A review of Powder Burn
A little over two years ago, fire swept through five buildings and four ski lifts in Vail, Colo., causing more than $12 million in damage, upending a small town already reeling from enormous change, and eventually introducing the word ecoterrorism into the mainstream lexicon.
Indeed, so prominent were the arson fires of 19 Oct. 1998 that the event not only spawned numerous news stories but also elbowed its way to becoming a minor story line on the TV drama “The West Wing.” In one episode, after some staff bantering over the physical characteristics of the animal known as a lynx, the Vail fires are cited as a spectacular show of force by a little-known group (and one that ought now to be taken seriously, it is implied) called the Earth Liberation Front.
In actuality, the ELF has claimed responsibility for more than 20 major crimes, including fires that destroyed three homes on Long Island, N.Y., last month.
Two days after the Vail fires, the ELF released a communique that explained it had set the fires because a proposed expansion project at the ski resort would ruin lynx habitat. “Putting profits ahead of Colorado’s wildlife will not be tolerated,” the notice read. It then advised skiers to be safe and go elsewhere.
The legitimacy of the ELF’s claim and the investigation of the fires — which are still unsolved — is the subject of Daniel Glick’s new book, Powder Burn.
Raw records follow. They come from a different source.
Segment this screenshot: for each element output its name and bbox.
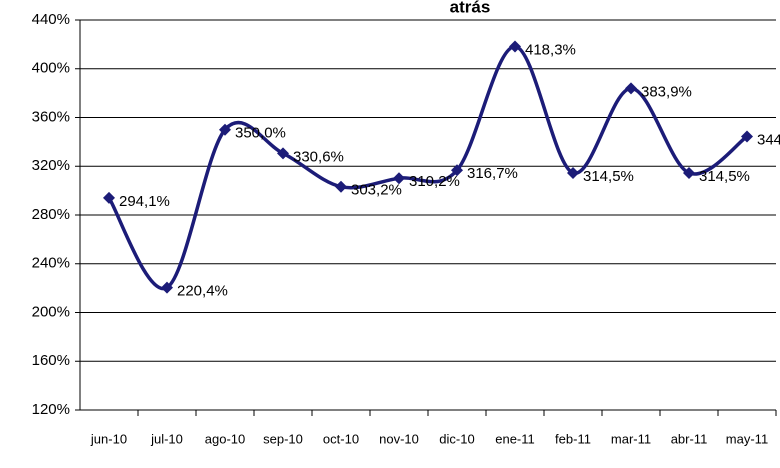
x-tick-label: nov-10 [379, 431, 419, 446]
x-tick-label: feb-11 [555, 431, 591, 446]
point [567, 166, 579, 179]
y-tick-label: 200% [32, 303, 70, 320]
data-label: 316,7% [467, 165, 518, 182]
data-label: 310,2% [409, 173, 460, 190]
y-tick-label: 400% [32, 60, 70, 77]
point [277, 147, 289, 160]
y-tick-label: 440% [32, 11, 70, 28]
y-tick-label: 320% [32, 157, 70, 174]
point [335, 180, 347, 193]
data-label: 220,4% [177, 283, 228, 300]
data-label: 314,5% [583, 168, 634, 185]
data-label: 344,4% [757, 131, 780, 148]
x-tick-label: abr-11 [671, 431, 708, 446]
x-tick-label: may-11 [726, 431, 768, 446]
data-label: 418,3% [525, 41, 576, 58]
x-tick-label: ago-10 [205, 431, 245, 446]
y-tick-label: 240% [32, 255, 70, 272]
point [683, 166, 695, 179]
x-tick-label: oct-10 [323, 431, 359, 446]
x-tick-label: dic-10 [439, 431, 474, 446]
point [219, 123, 231, 136]
x-tick-label: ene-11 [495, 431, 535, 446]
point [741, 130, 753, 143]
x-tick-label: sep-10 [263, 431, 303, 446]
point [161, 281, 173, 294]
data-label: 303,2% [351, 182, 402, 199]
data-label: 330,6% [293, 148, 344, 165]
point [393, 172, 405, 185]
data-label: 314,5% [699, 168, 750, 185]
y-tick-label: 160% [32, 352, 70, 369]
point [509, 40, 521, 53]
point [625, 82, 637, 95]
y-tick-label: 280% [32, 206, 70, 223]
x-tick-label: jun-10 [90, 431, 127, 446]
x-tick-label: mar-11 [611, 431, 651, 446]
data-label: 383,9% [641, 83, 692, 100]
x-tick-label: jul-10 [150, 431, 183, 446]
chart-title: atrás [450, 0, 491, 16]
y-tick-label: 360% [32, 108, 70, 125]
data-label: 350,0% [235, 125, 286, 142]
point [451, 164, 463, 177]
y-tick-label: 120% [32, 401, 70, 418]
data-label: 294,1% [119, 193, 170, 210]
point [103, 191, 115, 204]
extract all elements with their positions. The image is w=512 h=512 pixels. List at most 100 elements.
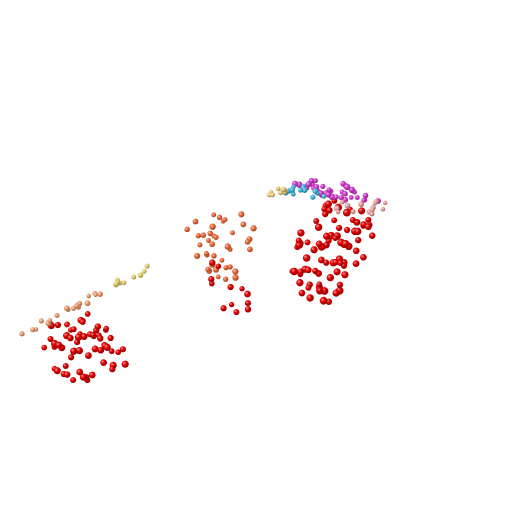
point-marker: [211, 212, 217, 218]
point-marker: [209, 223, 216, 230]
middle-cluster-orange-points: [184, 211, 257, 282]
point-marker: [121, 280, 127, 286]
point-marker: [322, 210, 329, 218]
point-marker: [70, 376, 77, 384]
point-marker: [342, 208, 351, 217]
point-marker: [70, 347, 78, 355]
point-marker: [206, 238, 211, 243]
point-marker: [316, 287, 323, 294]
point-marker: [295, 237, 302, 244]
point-marker: [314, 223, 323, 231]
point-marker: [368, 232, 376, 239]
point-marker: [67, 334, 74, 342]
point-marker: [313, 218, 320, 224]
point-marker: [344, 202, 351, 209]
point-marker: [270, 192, 275, 198]
point-marker: [211, 253, 217, 259]
point-marker: [310, 194, 316, 200]
point-marker: [380, 206, 386, 212]
point-marker: [250, 225, 257, 232]
point-marker: [354, 227, 362, 235]
point-marker: [297, 229, 305, 237]
point-marker: [244, 306, 252, 313]
point-marker: [213, 234, 219, 240]
point-marker: [240, 221, 247, 228]
point-marker: [70, 306, 76, 311]
point-cloud-points: [19, 177, 388, 384]
point-marker: [230, 230, 235, 236]
point-marker: [339, 199, 345, 205]
point-marker: [224, 243, 231, 250]
point-marker: [336, 224, 343, 232]
point-marker: [219, 257, 225, 263]
right-cluster-peach-points: [333, 198, 388, 217]
point-marker: [53, 367, 61, 375]
point-marker: [97, 346, 105, 354]
point-marker: [107, 334, 114, 342]
point-marker: [341, 239, 350, 248]
point-marker: [115, 349, 122, 356]
point-marker: [94, 323, 102, 330]
point-marker: [141, 268, 147, 274]
point-marker: [79, 373, 87, 381]
point-marker: [333, 194, 339, 200]
point-marker: [74, 303, 80, 309]
point-marker: [355, 236, 362, 244]
point-marker: [364, 223, 372, 231]
point-marker: [321, 193, 327, 199]
point-marker: [96, 335, 104, 342]
point-marker: [302, 254, 311, 262]
point-marker: [315, 240, 323, 248]
right-cluster-red-points: [289, 198, 376, 305]
point-marker: [86, 293, 92, 299]
point-marker: [337, 260, 344, 266]
point-marker: [310, 246, 318, 254]
point-marker: [119, 346, 126, 353]
point-marker: [90, 332, 97, 339]
point-marker: [319, 296, 328, 305]
point-marker: [67, 354, 75, 361]
point-marker: [305, 284, 312, 291]
point-marker: [121, 360, 129, 368]
point-marker: [325, 191, 332, 198]
point-marker: [308, 177, 315, 184]
point-marker: [30, 327, 36, 333]
point-marker: [54, 321, 62, 329]
left-cluster-yellow-edge-points: [113, 263, 150, 288]
point-marker: [88, 371, 96, 379]
point-marker: [244, 239, 251, 245]
point-marker: [85, 352, 92, 359]
point-marker: [93, 292, 98, 298]
point-marker: [47, 318, 53, 323]
point-marker: [215, 263, 222, 270]
point-marker: [244, 290, 251, 298]
point-marker: [192, 218, 199, 225]
point-marker: [275, 186, 281, 191]
point-marker: [63, 305, 70, 312]
point-marker: [47, 335, 54, 343]
point-marker: [297, 268, 304, 275]
point-marker: [238, 211, 245, 218]
point-marker: [209, 259, 216, 266]
point-marker: [74, 333, 83, 341]
point-marker: [369, 211, 375, 217]
point-marker: [326, 187, 332, 193]
point-marker: [108, 348, 115, 355]
point-marker: [333, 268, 341, 276]
point-marker: [354, 195, 360, 200]
point-marker: [350, 209, 356, 215]
point-marker: [320, 183, 326, 190]
point-marker: [197, 242, 203, 248]
point-marker: [222, 217, 228, 223]
point-marker: [352, 247, 360, 255]
point-marker: [228, 301, 235, 308]
point-marker: [232, 268, 239, 275]
point-marker: [216, 214, 223, 221]
point-marker: [209, 241, 215, 248]
point-marker: [326, 274, 334, 282]
point-marker: [220, 305, 227, 312]
point-marker: [80, 332, 88, 341]
point-marker: [289, 187, 296, 193]
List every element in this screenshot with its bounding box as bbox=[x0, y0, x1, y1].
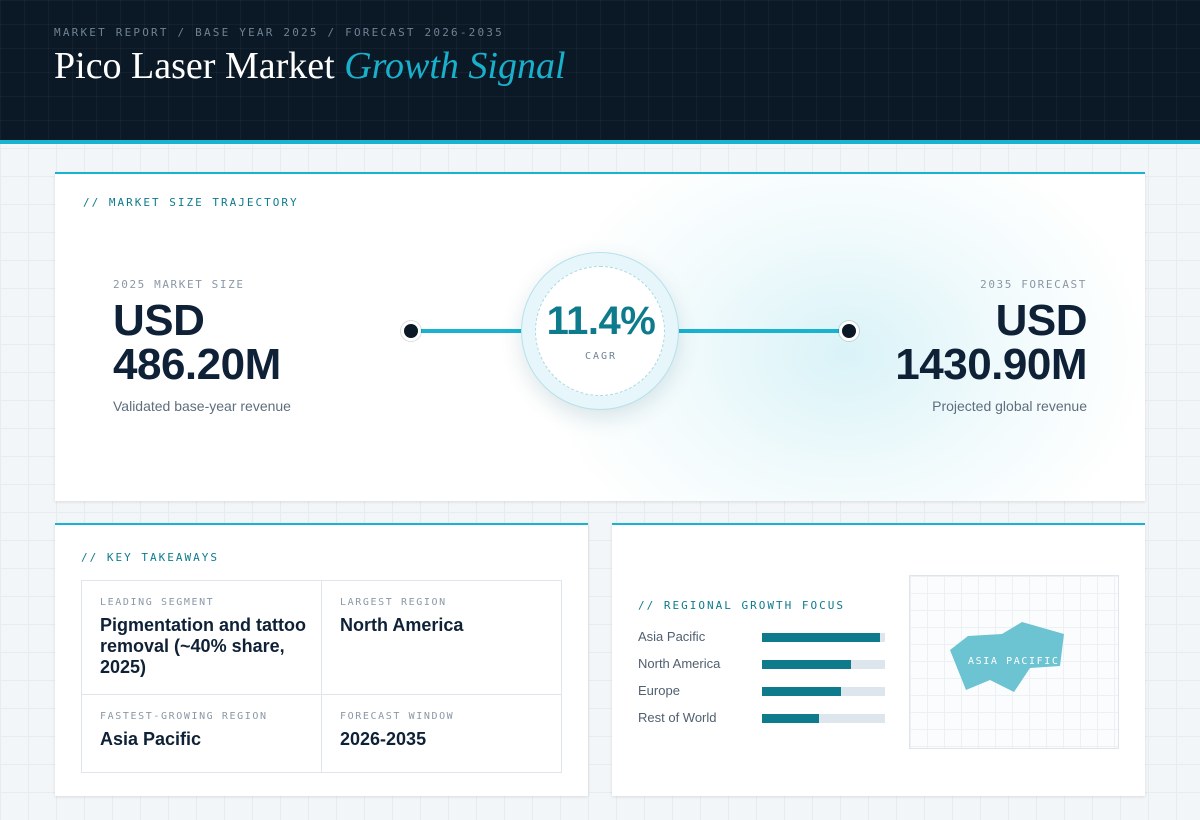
asia-pacific-map-shape bbox=[950, 622, 1064, 692]
takeaway-kicker: FORECAST WINDOW bbox=[340, 711, 455, 722]
takeaway-value: Asia Pacific bbox=[100, 729, 202, 749]
region-row-asia-pacific: Asia Pacific bbox=[638, 629, 888, 645]
takeaway-leading-segment: LEADING SEGMENT Pigmentation and tattoo … bbox=[82, 581, 322, 695]
region-name: Rest of World bbox=[638, 710, 717, 725]
trajectory-section-label: // MARKET SIZE TRAJECTORY bbox=[83, 196, 299, 209]
region-bar-fill bbox=[762, 687, 841, 696]
region-bar-track bbox=[762, 687, 885, 696]
page-title: Pico Laser Market Growth Signal bbox=[54, 44, 566, 88]
forecast-market-size: USD 1430.90M bbox=[895, 299, 1087, 387]
takeaway-value: North America bbox=[340, 615, 464, 635]
report-header: MARKET REPORT / BASE YEAR 2025 / FORECAS… bbox=[0, 0, 1200, 140]
forecast-node bbox=[839, 321, 859, 341]
forecast-currency: USD bbox=[995, 296, 1088, 345]
takeaway-fastest-growing-region: FASTEST-GROWING REGION Asia Pacific bbox=[82, 695, 322, 772]
asia-pacific-region-shape bbox=[950, 622, 1064, 692]
takeaway-largest-region: LARGEST REGION North America bbox=[322, 581, 561, 695]
base-year-node bbox=[401, 321, 421, 341]
base-year-value: 486.20M bbox=[113, 340, 281, 389]
takeaway-value: 2026-2035 bbox=[340, 729, 427, 749]
takeaway-forecast-window: FORECAST WINDOW 2026-2035 bbox=[322, 695, 561, 772]
market-size-trajectory-card: // MARKET SIZE TRAJECTORY 2025 MARKET SI… bbox=[55, 172, 1145, 501]
takeaway-kicker: LARGEST REGION bbox=[340, 597, 447, 608]
takeaways-grid: LEADING SEGMENT Pigmentation and tattoo … bbox=[81, 580, 562, 773]
title-main: Pico Laser Market bbox=[54, 45, 335, 87]
takeaways-section-label: // KEY TAKEAWAYS bbox=[81, 551, 219, 564]
map-region-label: ASIA PACIFIC bbox=[968, 656, 1060, 667]
region-bar-fill bbox=[762, 660, 851, 669]
regional-section-label: // REGIONAL GROWTH FOCUS bbox=[638, 599, 845, 612]
takeaway-value: Pigmentation and tattoo removal (~40% sh… bbox=[100, 615, 306, 677]
region-bar-track bbox=[762, 633, 885, 642]
region-bar-fill bbox=[762, 633, 881, 642]
cagr-label: CAGR bbox=[584, 351, 618, 362]
takeaway-kicker: FASTEST-GROWING REGION bbox=[100, 711, 268, 722]
region-name: Europe bbox=[638, 683, 680, 698]
region-bar-fill bbox=[762, 714, 819, 723]
forecast-kicker: 2035 FORECAST bbox=[980, 278, 1087, 291]
base-year-kicker: 2025 MARKET SIZE bbox=[113, 278, 245, 291]
base-year-currency: USD bbox=[113, 296, 205, 345]
cagr-value: 11.4% bbox=[546, 299, 656, 343]
region-mini-map: ASIA PACIFIC bbox=[909, 575, 1119, 749]
cagr-inner-circle: 11.4% CAGR bbox=[535, 266, 665, 396]
forecast-value: 1430.90M bbox=[895, 340, 1087, 389]
regional-growth-focus-card: // REGIONAL GROWTH FOCUS Asia Pacific No… bbox=[612, 523, 1145, 796]
header-accent-rule bbox=[0, 140, 1200, 144]
region-name: North America bbox=[638, 656, 721, 671]
region-name: Asia Pacific bbox=[638, 629, 706, 644]
breadcrumb: MARKET REPORT / BASE YEAR 2025 / FORECAS… bbox=[54, 26, 504, 39]
key-takeaways-card: // KEY TAKEAWAYS LEADING SEGMENT Pigment… bbox=[55, 523, 588, 796]
base-year-market-size: USD 486.20M bbox=[113, 299, 281, 387]
takeaway-kicker: LEADING SEGMENT bbox=[100, 597, 215, 608]
cagr-badge: 11.4% CAGR bbox=[521, 252, 679, 410]
region-bar-track bbox=[762, 660, 885, 669]
forecast-caption: Projected global revenue bbox=[932, 398, 1087, 414]
base-year-caption: Validated base-year revenue bbox=[113, 398, 291, 414]
title-accent: Growth Signal bbox=[344, 45, 566, 87]
region-bar-track bbox=[762, 714, 885, 723]
region-row-europe: Europe bbox=[638, 683, 888, 699]
region-row-rest-of-world: Rest of World bbox=[638, 710, 888, 726]
region-row-north-america: North America bbox=[638, 656, 888, 672]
A special correspondent for Newsweek, Glick wrote the book, he explains in the prologue, because after years of covering the Rocky Mountains West, he came to believe that the Vail story captured the quintessential aspects of what has been called “the new West.” This new West, a beacon for dot-commers and anyone else with enough wealth to buy a multimillion dollar house and then bulldoze it in order to build a more suitable home, has roused the frustration and resentment of those who prefer the West as it once was: simple, quiet, and unpopular. Thus, although the identity of the Vail arsonist remains a mystery, there is no surprise that such animosity was here. A conflict had been simmering for years, and as Glick writes, “The suspect list was a crowded place.”
As far as mysteries go, this story is unsatisfying. There is no neat and tidy ending. There is no infiltration of the ELF, although Glick tried. And readers seeking a primer on the lynx will be disappointed — this isn’t that sort of book.
Powder Burn does, however, provide a thorough presentation of the history and transformation of a lettuce patch and sheep pasture into a world-class ski resort. It’s a story about how two guys named Pete Seibert and Earl Eaton first cut trail, how the popularity of skiing took off, how undeveloped private land became an anomaly. It is fundamentally a story about class warfare — which just happens to be set in the nation’s biggest ski resort.
Glick introduces an abundance of people who are tied to Vail in one way or another, to whom the resort is work, fortune, sport, or home. They own the resort; groom the slopes; run the local coffeehouse; and enforce the law. And some of these people — particularly members of a group called the Ancient Forest Rescue — want to stop the resort expansion.
“As I hung out in the bars and in the slopes, in the humble double-wides, and in the sumptuous multimillion dollar condominiums, I couldn’t shake the sense than many people believed the current owners of the ski area somehow deserved to be burned,” Glick writes in his book’s epilogue. “In any company town, it’s not unusual for the locals to resent the company; but the depth of antipathy … was startling.”
As a profile of a place, Powder Burn succeeds because it immerses the reader in every facet of Vail life. Glick’s book doesn’t break new ground as an investigation of environmental activism, but it provides a context to understand the underlying causes of dramatic events like the Vail fires — and to understand why such acts are likely to recur in the West and elsewhere.